Como existe dessa expedição o Diário da Navegação, anotado por Pero Lopes de Sousa, irmão do Capitão Martim Afonso de Sousa, sabemos que, desde logo, evidenciou-se que franceses estavam "fazendo a festa", ao estabelecerem relações comerciais com vários grupos indígenas, fato que possibilitava chegar, carregar pau-brasil e sumir, em seguida, na vastidão do oceano, rumo à Europa. As poucas embarcações francesas que eram abordadas por portugueses eram, sem sombra de dúvidas, apenas uma pequena fração da totalidade que fazia o contrabando, se quisermos assumir aqui o ponto de vista lusitano na questão.
É possível ler no Diário da Navegação algumas informações bem interessantes do que ocorria quando uma embarcação francesa era vista a uma distância suficientemente curta para ser abordada:
"Como fomos dela um tiro de bombarda se meteu a gente toda no batel e fugiu para a terra. Mandou o capitão a Diogo Leite, capitão da caravela Princesa, que fosse com seu batel após o batel da nau; quando já chegou a terra, era já a gente metida pela terra dentro, e o batel quebrado.
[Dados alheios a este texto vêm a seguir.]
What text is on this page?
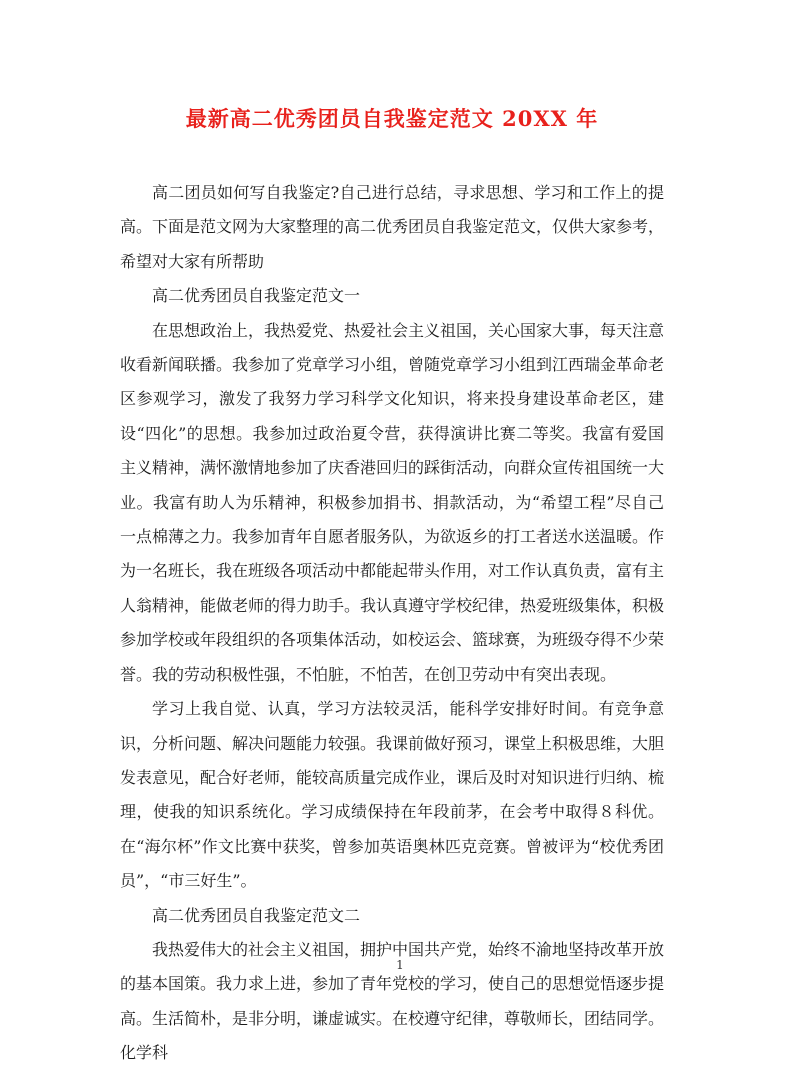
最新高二优秀团员自我鉴定范文 20XX 年

高二团员如何写自我鉴定?自己进行总结，寻求思想、学习和工作上的提高。下面是范文网为大家整理的高二优秀团员自我鉴定范文，仅供大家参考，希望对大家有所帮助

高二优秀团员自我鉴定范文一

在思想政治上，我热爱党、热爱社会主义祖国，关心国家大事，每天注意收看新闻联播。我参加了党章学习小组，曾随党章学习小组到江西瑞金革命老区参观学习，激发了我努力学习科学文化知识，将来投身建设革命老区，建设“四化”的思想。我参加过政治夏令营，获得演讲比赛二等奖。我富有爱国主义精神，满怀激情地参加了庆香港回归的踩街活动，向群众宣传祖国统一大业。我富有助人为乐精神，积极参加捐书、捐款活动，为“希望工程”尽自己一点棉薄之力。我参加青年自愿者服务队，为欲返乡的打工者送水送温暖。作为一名班长，我在班级各项活动中都能起带头作用，对工作认真负责，富有主人翁精神，能做老师的得力助手。我认真遵守学校纪律，热爱班级集体，积极参加学校或年段组织的各项集体活动，如校运会、篮球赛，为班级夺得不少荣誉。我的劳动积极性强，不怕脏，不怕苦，在创卫劳动中有突出表现。

学习上我自觉、认真，学习方法较灵活，能科学安排好时间。有竞争意识，分析问题、解决问题能力较强。我课前做好预习，课堂上积极思维，大胆发表意见，配合好老师，能较高质量完成作业，课后及时对知识进行归纳、梳理，使我的知识系统化。学习成绩保持在年段前茅，在会考中取得８科优。在“海尔杯”作文比赛中获奖，曾参加英语奥林匹克竞赛。曾被评为“校优秀团员”，“市三好生”。

高二优秀团员自我鉴定范文二

我热爱伟大的社会主义祖国，拥护中国共产党，始终不渝地坚持改革开放的基本国策。我力求上进，参加了青年党校的学习，使自己的思想觉悟逐步提高。生活简朴，是非分明，谦虚诚实。在校遵守纪律，尊敬师长，团结同学。化学科

1
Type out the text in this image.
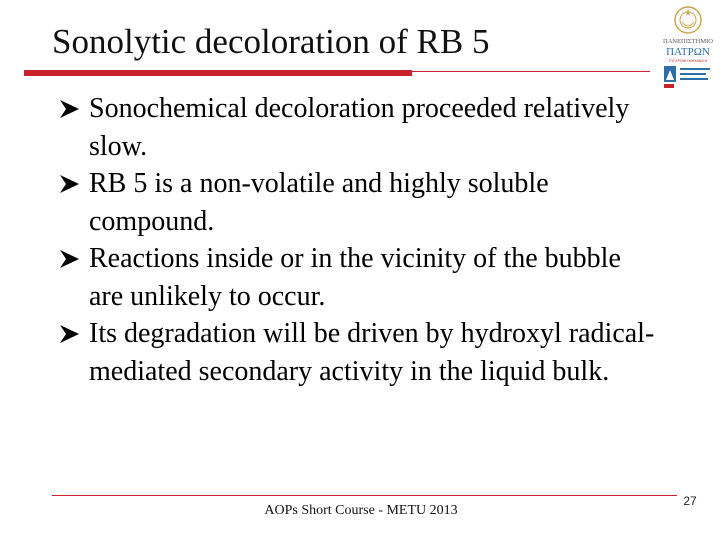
Sonolytic decoloration of RB 5	ΠΑΝΕΠΙΣΤΗΜΙΟ
ΠΑΤΡΩΝ
ΣΥΓΧΡΟΝΗ ΜΗΧΑΝΙΚΗ
Sonochemical decoloration proceeded relatively slow.
RB 5 is a non-volatile and highly soluble compound.
Reactions inside or in the vicinity of the bubble are unlikely to occur.
Its degradation will be driven by hydroxyl radical-mediated secondary activity in the liquid bulk.
AOPs Short Course - METU 2013
27
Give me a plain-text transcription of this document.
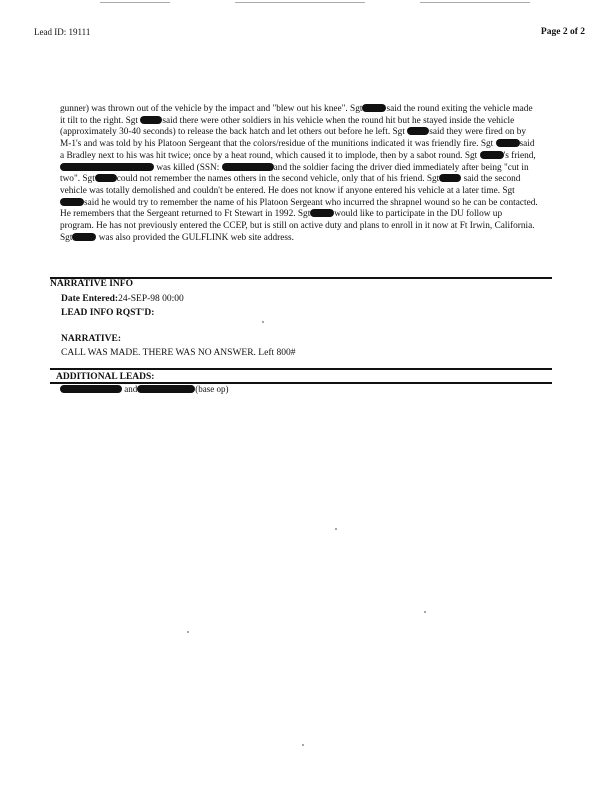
Lead ID: 19111	Page 2 of 2
gunner) was thrown out of the vehicle by the impact and "blew out his knee". Sgt	said the round exiting the vehicle made it tilt to the right. Sgt	said there were other soldiers in his vehicle when the round hit but he stayed inside the vehicle (approximately 30-40 seconds) to release the back hatch and let others out before he left. Sgt	said they were fired on by M-1's and was told by his Platoon Sergeant that the colors/residue of the munitions indicated it was friendly fire. Sgt	said a Bradley next to his was hit twice; once by a heat round, which caused it to implode, then by a sabot round. Sgt	's friend,  was killed (SSN:	and the soldier facing the driver died immediately after being "cut in two". Sgt could not remember the names others in the second vehicle, only that of his friend. Sgt	said the second vehicle was totally demolished and couldn't be entered. He does not know if anyone entered his vehicle at a later time. Sgt said he would try to remember the name of his Platoon Sergeant who incurred the shrapnel wound so he can be contacted. He remembers that the Sergeant returned to Ft Stewart in 1992. Sgt	would like to participate in the DU follow up program. He has not previously entered the CCEP, but is still on active duty and plans to enroll in it now at Ft Irwin, California. Sgt	was also provided the GULFLINK web site address.
NARRATIVE INFO
Date Entered:24-SEP-98 00:00
LEAD INFO RQST'D:
NARRATIVE:
CALL WAS MADE. THERE WAS NO ANSWER. Left 800#
ADDITIONAL LEADS:
and	(base op)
Fomos à nau, e nela não achamos mais que um só homem: tinha muita artilharia e pólvora, e estava toda abarrotada de brasil."
Daí por diante o Diário vai mencionando vários outros desses encontros, dos quais, vez por outra, resultava uma pequena batalha no mar. Mas os franceses iam além, não se restringindo a fazer comércio com os nativos. Ousavam atacar feitorias já estabelecidas por portugueses, como se vê neste relato:
"... e me disseram que foram ao rio de Pernambuco, e como havia dois meses que ao dito rio chegara um galeão de França, e que saqueara a feitoria e que roubara toda a fazenda que nele estava de el-Rei nosso senhor."
Um fato curioso, no entanto, é que, neste tempo, ao menos ao longo da costa do Brasil, reinava alguma solidariedade entre portugueses e espanhóis, quando eventualmente vinham a encontrar-se, talvez porque não se soubesse, exatamente, por onde passava a tal linha de Tordesilhas... Tanto assim, que Martim Afonso mandou seu irmão e vários outros navegantes a explorarem a foz do Rio da Prata, o que nos faz crer que o propósito fosse, em última instância, bisbilhotar sobre alguma rota para as riquíssimas minas de prata que, sabidamente, estavam em território espanhol - uma evidência de que as questões de limites e de quem seria dono de que parte da América estavam muito longe de uma solução. Como se sabe, esse assunto ainda duraria séculos, persistindo mesmo após a independência das possessões coloniais na América do Sul.